On Sexual Harassment: Don’t Shame Victims Who Do Not Speak Up
By Afia Kwakyewaa Owusu-Nyantakyi
The #Metoo campaign was necessary. It doesn’t matter how it started. (Ok, maybe it does). But more importantly, sexual harassment is a globally normalized silent vice that needed to come to light. And rightfully so, as we have seen how pervasive and deep the horrors perpetrated can go.
Powerful women all over the world, yes Oprah as well, have warned the powers that be, that a complete social overhaul is underway. I love it, I love it all. Before this time, many women (and men) of influence had shared their own stories of sexual harassment, abuse and rape. Many stories tell of the strength these victims had to push back as well as the repercussions that had on their careers and livelihood. We will continue to applaud these voices.
When the conversation found its way to the motherland, many people, including myself, shared harrowing experiences of sexual harassment. It made me proud to have everyday people occupy online spaces with such relevant stories.
But there were those who felt the need to call out women who have succumbed to these pressures. I’ve seen many examples, referring to female students who have had to sleep with lecturers for better grades, or surreptitious relationships between bosses and employees. What now? Are we to say these women are less important or their experiences do not count simply because they ‘lost’ or ‘gave in’? Are they weaker or promiscuous because of their choices?
Well I THINK not. But this isn’t surprising. Victim blaming and sex-shaming has always been the bane (one of many) of African womanhood. When you stand up for yourself, you are brash, when you do not, you are shamed. I am sure we all know that we are defeating the purpose of fighting sexual harassment, if we are going praise the outspoken victims or activists and condemn women who made other choices. On a daily basis, women have to make the decision to hold on to the aura of dignity assigned or be free. Daily, we are prepositioned, without any regard of the terror and discomfort we are caused. And we pay for this. There are young girls who grow up believing this is the way to get by. This is the way to rise to the top; Give a little piece of yourself to survive. It’s our reality.
I think the challenge we have here is that many people are still struggling to understand what constitutes sexual harassment. For instance, I understood our perspective better when I read the comment section on a BBC video coverage on the harassment of a Kenyan journalist. A lot of men, (and women too) believe it is normal for a woman to be catcalled, slapped on the butt or be propositioned by whoever and whenever.

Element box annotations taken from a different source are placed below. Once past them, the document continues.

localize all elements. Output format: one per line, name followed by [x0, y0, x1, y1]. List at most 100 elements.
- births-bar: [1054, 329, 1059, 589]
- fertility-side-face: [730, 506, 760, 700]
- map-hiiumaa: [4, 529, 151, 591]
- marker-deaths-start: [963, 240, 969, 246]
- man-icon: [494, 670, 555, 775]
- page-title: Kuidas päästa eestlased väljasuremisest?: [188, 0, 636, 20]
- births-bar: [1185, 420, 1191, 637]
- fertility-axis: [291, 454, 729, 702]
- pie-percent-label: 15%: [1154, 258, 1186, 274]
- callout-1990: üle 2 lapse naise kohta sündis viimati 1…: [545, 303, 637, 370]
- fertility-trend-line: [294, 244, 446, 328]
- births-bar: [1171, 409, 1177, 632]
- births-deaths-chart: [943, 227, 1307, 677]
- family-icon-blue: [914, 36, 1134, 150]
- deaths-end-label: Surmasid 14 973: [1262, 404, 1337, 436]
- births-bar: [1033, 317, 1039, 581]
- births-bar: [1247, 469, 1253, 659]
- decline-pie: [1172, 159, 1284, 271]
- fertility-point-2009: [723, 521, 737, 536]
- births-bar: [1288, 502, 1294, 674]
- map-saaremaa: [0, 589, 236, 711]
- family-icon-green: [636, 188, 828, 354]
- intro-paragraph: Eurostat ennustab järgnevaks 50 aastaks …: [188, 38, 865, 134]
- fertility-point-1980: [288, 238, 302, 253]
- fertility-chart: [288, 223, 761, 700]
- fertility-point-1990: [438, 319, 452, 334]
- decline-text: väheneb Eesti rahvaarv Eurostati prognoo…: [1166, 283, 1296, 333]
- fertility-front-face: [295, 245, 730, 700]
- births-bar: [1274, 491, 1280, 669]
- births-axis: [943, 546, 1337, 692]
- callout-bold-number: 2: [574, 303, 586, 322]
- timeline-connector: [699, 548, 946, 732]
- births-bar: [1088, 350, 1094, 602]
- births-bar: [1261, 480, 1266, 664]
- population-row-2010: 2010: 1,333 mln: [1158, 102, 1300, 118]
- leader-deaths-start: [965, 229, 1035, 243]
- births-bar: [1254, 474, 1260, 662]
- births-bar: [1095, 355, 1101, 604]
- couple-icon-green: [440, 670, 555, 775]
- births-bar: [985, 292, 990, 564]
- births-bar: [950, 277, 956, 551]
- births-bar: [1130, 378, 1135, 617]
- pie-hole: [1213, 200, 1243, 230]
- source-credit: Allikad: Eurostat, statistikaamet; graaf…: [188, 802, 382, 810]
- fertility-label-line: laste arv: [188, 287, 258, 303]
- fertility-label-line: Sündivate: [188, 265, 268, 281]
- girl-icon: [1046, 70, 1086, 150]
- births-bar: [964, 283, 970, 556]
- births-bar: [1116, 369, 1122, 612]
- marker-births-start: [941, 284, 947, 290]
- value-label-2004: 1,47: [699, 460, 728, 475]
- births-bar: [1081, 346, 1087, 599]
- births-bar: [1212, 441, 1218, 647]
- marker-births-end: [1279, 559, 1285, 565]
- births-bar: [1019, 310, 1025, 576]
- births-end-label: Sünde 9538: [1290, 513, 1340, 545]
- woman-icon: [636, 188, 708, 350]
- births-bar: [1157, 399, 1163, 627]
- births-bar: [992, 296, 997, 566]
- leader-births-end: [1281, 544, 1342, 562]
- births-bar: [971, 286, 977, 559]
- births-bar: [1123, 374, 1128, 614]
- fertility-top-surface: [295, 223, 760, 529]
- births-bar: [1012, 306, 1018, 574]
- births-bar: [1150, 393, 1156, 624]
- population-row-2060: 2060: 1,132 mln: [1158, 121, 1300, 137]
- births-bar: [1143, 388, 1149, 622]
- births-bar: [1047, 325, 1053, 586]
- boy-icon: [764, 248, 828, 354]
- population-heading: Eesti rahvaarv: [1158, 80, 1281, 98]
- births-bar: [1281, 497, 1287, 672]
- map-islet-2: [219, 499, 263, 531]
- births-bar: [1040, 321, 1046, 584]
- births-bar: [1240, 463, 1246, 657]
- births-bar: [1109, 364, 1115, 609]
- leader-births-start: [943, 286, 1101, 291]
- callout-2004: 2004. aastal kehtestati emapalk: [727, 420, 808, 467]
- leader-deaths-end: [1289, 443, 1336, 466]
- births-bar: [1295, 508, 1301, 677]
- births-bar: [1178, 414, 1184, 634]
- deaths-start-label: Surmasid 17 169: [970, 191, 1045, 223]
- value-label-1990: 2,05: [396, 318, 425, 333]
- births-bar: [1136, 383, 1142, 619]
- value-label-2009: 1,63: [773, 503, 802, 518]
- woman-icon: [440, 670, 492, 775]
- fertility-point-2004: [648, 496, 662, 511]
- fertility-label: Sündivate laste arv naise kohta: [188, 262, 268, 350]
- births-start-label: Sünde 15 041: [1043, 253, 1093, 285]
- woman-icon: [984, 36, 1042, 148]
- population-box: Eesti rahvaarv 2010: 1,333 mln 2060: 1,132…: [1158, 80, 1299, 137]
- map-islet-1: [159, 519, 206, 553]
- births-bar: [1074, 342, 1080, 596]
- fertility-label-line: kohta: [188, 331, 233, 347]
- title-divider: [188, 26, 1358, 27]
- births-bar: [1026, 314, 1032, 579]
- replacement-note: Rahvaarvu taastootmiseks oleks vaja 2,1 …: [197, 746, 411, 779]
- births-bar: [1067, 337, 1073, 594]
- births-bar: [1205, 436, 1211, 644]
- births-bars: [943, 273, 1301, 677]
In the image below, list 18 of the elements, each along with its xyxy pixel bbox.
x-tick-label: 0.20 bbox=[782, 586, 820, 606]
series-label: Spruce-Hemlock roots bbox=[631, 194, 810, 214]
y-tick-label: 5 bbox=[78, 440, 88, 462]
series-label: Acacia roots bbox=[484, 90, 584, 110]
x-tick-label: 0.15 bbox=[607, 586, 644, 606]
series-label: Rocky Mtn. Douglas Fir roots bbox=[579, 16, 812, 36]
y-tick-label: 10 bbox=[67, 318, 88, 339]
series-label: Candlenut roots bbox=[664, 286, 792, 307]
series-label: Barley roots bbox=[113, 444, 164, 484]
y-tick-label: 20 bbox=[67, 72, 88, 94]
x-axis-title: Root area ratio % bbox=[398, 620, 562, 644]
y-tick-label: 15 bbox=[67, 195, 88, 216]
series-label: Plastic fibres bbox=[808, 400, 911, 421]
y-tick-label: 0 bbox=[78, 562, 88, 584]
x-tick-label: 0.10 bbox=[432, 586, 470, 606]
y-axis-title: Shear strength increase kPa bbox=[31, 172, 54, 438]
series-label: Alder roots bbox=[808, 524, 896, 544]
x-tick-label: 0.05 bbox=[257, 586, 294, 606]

Popular reactions on the video : She probably asked for it. What was she doing there in the first place?
I remember someone commenting that she was making a fuss about her breasts being groped when she recounted her experience.
It is an indication of the bigger problem we have here on the continent. We are guilty of victim shaming and silencing, because we fail to recognize that this is an issue in the first place. We cannot fix something, we are unable or unwilling to acknowledge. We are conditioned to believe that men wield their power, thus if you are caught in an unfavorable situation, you either did something to put yourself there or that’s just how the patriarchy system works. That’s life.
It’s no wonder many rather choose to suffer a dignified silence than speak up. I will not begrudge for that.
I think sexual harassment is horrendous, whether you concede to your attackers wiles or you resist. It is a mental turmoil that can take years to overcome. There are people who do not even know that they were or currently are victims, but only understand the discomfort and violation the ordeal can bring. Stories that are shared are so necessary because it is our hope for change, the beginning of a different mentality.